The second source of data is the Federal Reserve Bank of St. Louis Economic Database (abbreviated FRED). This database compiles an extremely large amount of data regarding the U.S. economy as well as select measures of foreign economies. The data are from a myriad of government
agencies. The web address for this database is https://fred.stlouisfed.org/. To download a time series, simply type the series name into the search box and hit enter. Navigate to the
desired series in the search results and select it. Choose the desired range of dates and click the
download button.
Question #1 This question examines the relationship between financial assets held privately and
aggregate investment in the U.S. economy. Plot the ratio of total financial assets of the private
domestic financial sector of the U.S. to gross private domestic investment (nominal, not real)
in the U.S. using annual data from 1946 to 2015. (Hint: Data for the numerator come from
the Z.1 database. Simply use the difference between total financial assets of the Domestic
Financial Sector and total financial assets of the Monetary Authority.)
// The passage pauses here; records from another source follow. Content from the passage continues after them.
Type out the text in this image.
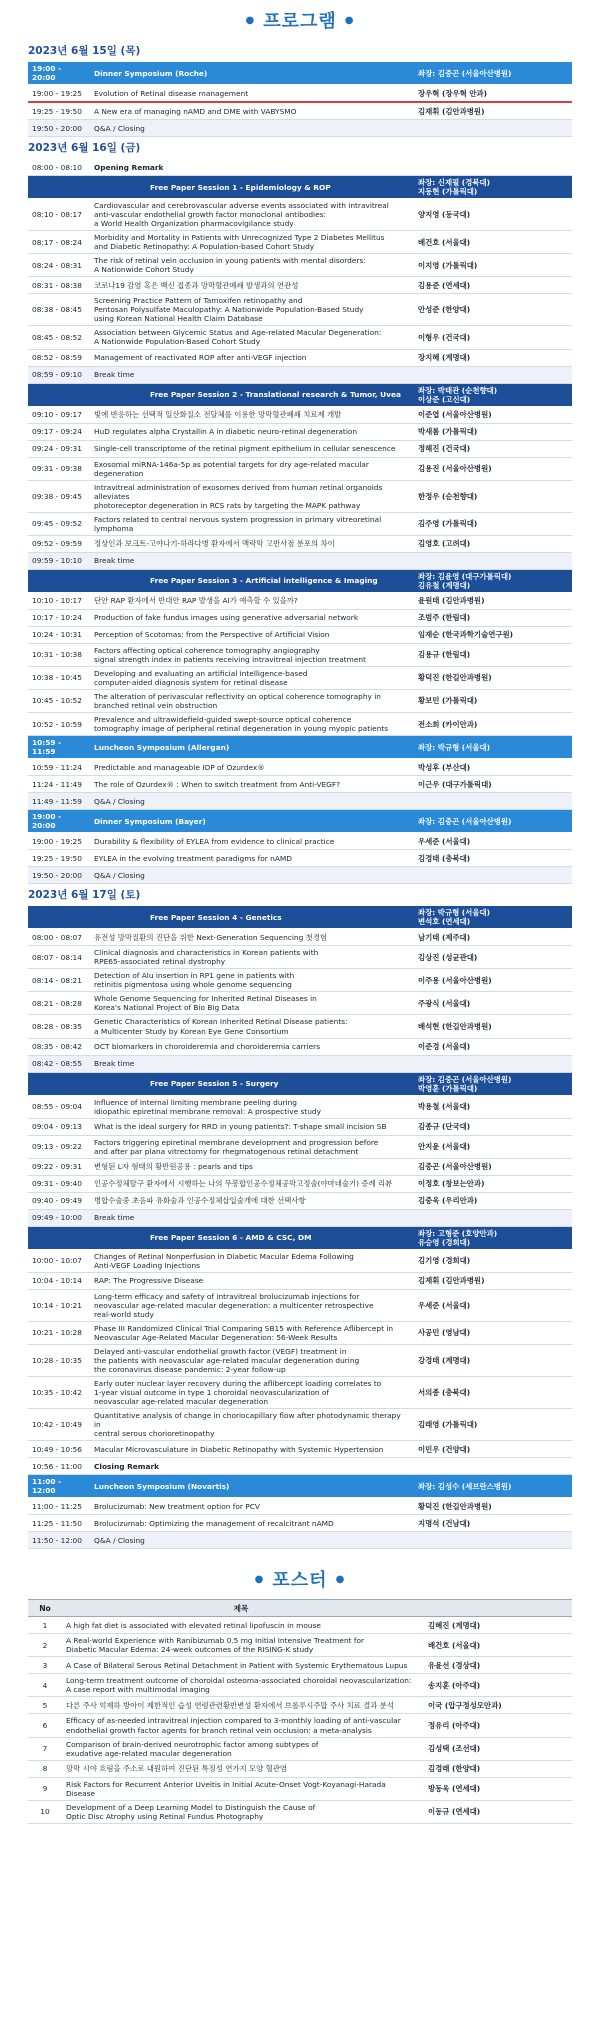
● 프로그램 ●
2023년 6월 15일 (목)
19:00 - 20:00	Dinner Symposium (Roche)	좌장: 김중곤 (서울아산병원)
19:00 - 19:25	Evolution of Retinal disease management	장우혁 (장우혁 안과)
19:25 - 19:50	A New era of managing nAMD and DME with VABYSMO	김재휘 (김안과병원)
19:50 - 20:00	Q&A / Closing	
2023년 6월 16일 (금)
08:00 - 08:10	Opening Remark	
	Free Paper Session 1 - Epidemiology & ROP	좌장: 신재필 (경북대)
지동현 (가톨릭대)
08:10 - 08:17	Cardiovascular and cerebrovascular adverse events associated with intravitreal
anti-vascular endothelial growth factor monoclonal antibodies:
a World Health Organization pharmacovigilance study	양지영 (동국대)
08:17 - 08:24	Morbidity and Mortality in Patients with Unrecognized Type 2 Diabetes Mellitus
and Diabetic Retinopathy: A Population-based Cohort Study	배건호 (서울대)
08:24 - 08:31	The risk of retinal vein occlusion in young patients with mental disorders:
A Nationwide Cohort Study	이지영 (가톨릭대)
08:31 - 08:38	코로나19 감염 혹은 백신 접종과 망막혈관폐쇄 발생과의 연관성	김용준 (연세대)
08:38 - 08:45	Screening Practice Pattern of Tamoxifen retinopathy and
Pentosan Polysulfate Maculopathy: A Nationwide Population-Based Study
using Korean National Health Claim Database	안성준 (한양대)
08:45 - 08:52	Association between Glycemic Status and Age-related Macular Degeneration:
A Nationwide Population-Based Cohort Study	이형우 (건국대)
08:52 - 08:59	Management of reactivated ROP after anti-VEGF injection	장지혜 (계명대)
08:59 - 09:10	Break time	
	Free Paper Session 2 - Translational research & Tumor, Uvea	좌장: 박태관 (순천향대)
이상준 (고신대)
09:10 - 09:17	빛에 반응하는 선택적 일산화질소 전달체를 이용한 망막혈관폐쇄 치료제 개발	이준엽 (서울아산병원)
09:17 - 09:24	HuD regulates alpha Crystallin A in diabetic neuro-retinal degeneration	박새롬 (가톨릭대)
09:24 - 09:31	Single-cell transcriptome of the retinal pigment epithelium in cellular senescence	정해진 (건국대)
09:31 - 09:38	Exosomal miRNA-146a-5p as potential targets for dry age-related macular degeneration	김용진 (서울아산병원)
09:38 - 09:45	Intravitreal administration of exosomes derived from human retinal organoids alleviates
photoreceptor degeneration in RCS rats by targeting the MAPK pathway	한정우 (순천향대)
09:45 - 09:52	Factors related to central nervous system progression in primary vitreoretinal lymphoma	김주영 (가톨릭대)
09:52 - 09:59	정상인과 보크트-고야나기-하라다병 환자에서 맥락막 고반사점 분포의 차이	김영호 (고려대)
09:59 - 10:10	Break time	
	Free Paper Session 3 - Artificial intelligence & Imaging	좌장: 김윤영 (대구가톨릭대)
김유철 (계명대)
10:10 - 10:17	단안 RAP 환자에서 반대안 RAP 발생을 AI가 예측할 수 있을까?	윤원태 (김안과병원)
10:17 - 10:24	Production of fake fundus images using generative adversarial network	조범주 (한림대)
10:24 - 10:31	Perception of Scotomas: from the Perspective of Artificial Vision	임재순 (한국과학기술연구원)
10:31 - 10:38	Factors affecting optical coherence tomography angiography
signal strength index in patients receiving intravitreal injection treatment	김용규 (한림대)
10:38 - 10:45	Developing and evaluating an artificial intelligence-based
computer-aided diagnosis system for retinal disease	황덕진 (한길안과병원)
10:45 - 10:52	The alteration of perivascular reflectivity on optical coherence tomography in
branched retinal vein obstruction	황보민 (가톨릭대)
10:52 - 10:59	Prevalence and ultrawidefield-guided swept-source optical coherence
tomography image of peripheral retinal degeneration in young myopic patients	전소희 (카이안과)
10:59 - 11:59	Luncheon Symposium (Allergan)	좌장: 박규형 (서울대)
10:59 - 11:24	Predictable and manageable IOP of Ozurdex®	박성후 (부산대)
11:24 - 11:49	The role of Ozurdex® : When to switch treatment from Anti-VEGF?	이근우 (대구가톨릭대)
11:49 - 11:59	Q&A / Closing	
19:00 - 20:00	Dinner Symposium (Bayer)	좌장: 김중곤 (서울아산병원)
19:00 - 19:25	Durability & flexibility of EYLEA from evidence to clinical practice	우세준 (서울대)
19:25 - 19:50	EYLEA in the evolving treatment paradigms for nAMD	김경태 (충북대)
19:50 - 20:00	Q&A / Closing	
2023년 6월 17일 (토)
	Free Paper Session 4 - Genetics	좌장: 박규형 (서울대)
변석호 (연세대)
08:00 - 08:07	유전성 망막질환의 진단을 위한 Next-Generation Sequencing 첫경험	남기태 (제주대)
08:07 - 08:14	Clinical diagnosis and characteristics in Korean patients with
RPE65-associated retinal dystrophy	김상진 (성균관대)
08:14 - 08:21	Detection of Alu insertion in RP1 gene in patients with
retinitis pigmentosa using whole genome sequencing	이주용 (서울아산병원)
08:21 - 08:28	Whole Genome Sequencing for Inherited Retinal Diseases in
Korea's National Project of Bio Big Data	주광식 (서울대)
08:28 - 08:35	Genetic Characteristics of Korean Inherited Retinal Disease patients:
a Multicenter Study by Korean Eye Gene Consortium	배석현 (한길안과병원)
08:35 - 08:42	OCT biomarkers in choroideremia and choroideremia carriers	이준경 (서울대)
08:42 - 08:55	Break time	
	Free Paper Session 5 - Surgery	좌장: 김중곤 (서울아산병원)
박영훈 (가톨릭대)
08:55 - 09:04	Influence of Internal limiting membrane peeling during
idiopathic epiretinal membrane removal: A prospective study	박용철 (서울대)
09:04 - 09:13	What is the ideal surgery for RRD in young patients?: T-shape small incision SB	김종규 (단국대)
09:13 - 09:22	Factors triggering epiretinal membrane development and progression before
and after par plana vitrectomy for rhegmatogenous retinal detachment	안지윤 (서울대)
09:22 - 09:31	변형된 L자 형태의 황반원공용 : pearls and tips	김중곤 (서울아산병원)
09:31 - 09:40	인공수정체탈구 환자에서 시행하는 나의 무봉합인공수정체공막고정술(야마네술기) 증례 리뷰	이정호 (창보는안과)
09:40 - 09:49	병합수술중 초음파 유화술과 인공수정체삽입술개에 대한 선택사항	김중욱 (우리안과)
09:49 - 10:00	Break time	
	Free Paper Session 6 - AMD & CSC, DM	좌장: 고형준 (호양안과)
유승영 (경희대)
10:00 - 10:07	Changes of Retinal Nonperfusion in Diabetic Macular Edema Following
Anti-VEGF Loading Injections	김기영 (경희대)
10:04 - 10:14	RAP: The Progressive Disease	김재휘 (김안과병원)
10:14 - 10:21	Long-term efficacy and safety of intravitreal brolucizumab injections for
neovascular age-related macular degeneration: a multicenter retrospective
real-world study	우세준 (서울대)
10:21 - 10:28	Phase III Randomized Clinical Trial Comparing SB15 with Reference Aflibercept in
Neovascular Age-Related Macular Degeneration: 56-Week Results	사공민 (영남대)
10:28 - 10:35	Delayed anti-vascular endothelial growth factor (VEGF) treatment in
the patients with neovascular age-related macular degeneration during
the coronavirus disease pandemic: 2-year follow-up	강경태 (계명대)
10:35 - 10:42	Early outer nuclear layer recovery during the aflibercept loading correlates to
1-year visual outcome in type 1 choroidal neovascularization of
neovascular age-related macular degeneration	서의종 (충북대)
10:42 - 10:49	Quantitative analysis of change in choriocapillary flow after photodynamic therapy in
central serous chorioretinopathy	김래영 (가톨릭대)
10:49 - 10:56	Macular Microvasculature in Diabetic Retinopathy with Systemic Hypertension	이민우 (건양대)
10:56 - 11:00	Closing Remark	
11:00 - 12:00	Luncheon Symposium (Novartis)	좌장: 김성수 (세브란스병원)
11:00 - 11:25	Brolucizumab: New treatment option for PCV	황덕진 (한길안과병원)
11:25 - 11:50	Brolucizumab: Optimizing the management of recalcitrant nAMD	지명석 (건남대)
11:50 - 12:00	Q&A / Closing	
● 포스터 ●
No	제목	
1	A high fat diet is associated with elevated retinal lipofuscin in mouse	김혜진 (계명대)
2	A Real-world Experience with Ranibizumab 0.5 mg Initial Intensive Treatment for
Diabetic Macular Edema: 24-week outcomes of the RISING-K study	배건호 (서울대)
3	A Case of Bilateral Serous Retinal Detachment in Patient with Systemic Erythematous Lupus	유윤선 (경상대)
4	Long-term treatment outcome of choroidal osteoma-associated choroidal neovascularization:
A case report with multimodal imaging	송지훈 (아주대)
5	다른 주사 억제하 방아이 제한적인 습성 연령관련황반변성 환자에서 브롤루시주맙 주사 치료 결과 분석	이국 (압구정성모안과)
6	Efficacy of as-needed intravitreal injection compared to 3-monthly loading of anti-vascular
endothelial growth factor agents for branch retinal vein occlusion: a meta-analysis	정유리 (아주대)
7	Comparison of brain-derived neurotrophic factor among subtypes of
exudative age-related macular degeneration	김성택 (조선대)
8	망막 시야 흐림을 주소로 내원하여 진단된 특징성 연가지 모양 혈관염	김경래 (한양대)
9	Risk Factors for Recurrent Anterior Uveitis in Initial Acute-Onset Vogt-Koyanagi-Harada Disease	방동욱 (연세대)
10	Development of a Deep Learning Model to Distinguish the Cause of
Optic Disc Atrophy using Retinal Fundus Photography	이동규 (연세대)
1. How has the behavior of the computed ratio changed over time?
2. Given what youve learned about financial markets in this course so far, to what would
you attribute the changing behavior of this ratio? Explain.
Question #2 This question examines how total financial assets held in the private domestic financial sector of the U.S. are divvied up between depository institutions and non-depository
institutions. On a single graph, plot two time series. They are (1) the ratio of total financial assets held by private depository institutions to total financial assets held by the private
domestic financial sector of the U.S. and (2) the ratio of total financial assets held by nondepository institutions to total financial assets held by the private domestic financial sector
of the U.S. (Hints: The denominator of each ratio is the same variable used in the numerator of the ratio in Question #1. Also, as a short-cut, let total financial assets held by nondepository institutions be defined as total financial assets of the private domestic financial
sector less total financial assets of private depository institutions.)
1. How has the behavior of the computed ratios changed over time?
2. How does the distribution of financial assets within the domestic private financial sector inform your answer to Question #1 part 2? Explain.
Question #3 This question examines how the concentration of assets in each of the categories of
financial institutions studied in chapters 2-6 have evolved over time. On a single graph, plot
five time series. These five series correspond to the five chapters 2-6. Each series is a ratio
expressing the sum of total financial assets held by the institutions studied in a given chapter
divided by total financial assets of the private domestic financial sector. For instance, the first
series corresponds to chapter 2 and is total financial assets held by depository institutions
2

relative to the private domestic financial sector. The second series corresponds to chapter
3 and is total financial held by finance companies relative to the private domestic financial
sector. And so forth.
1. Describe what you observe about the evolution of these five ratios.
2. How has the distribution of total financial assets held by the institutions studied in
chapters 3-6 specifically evolved over time?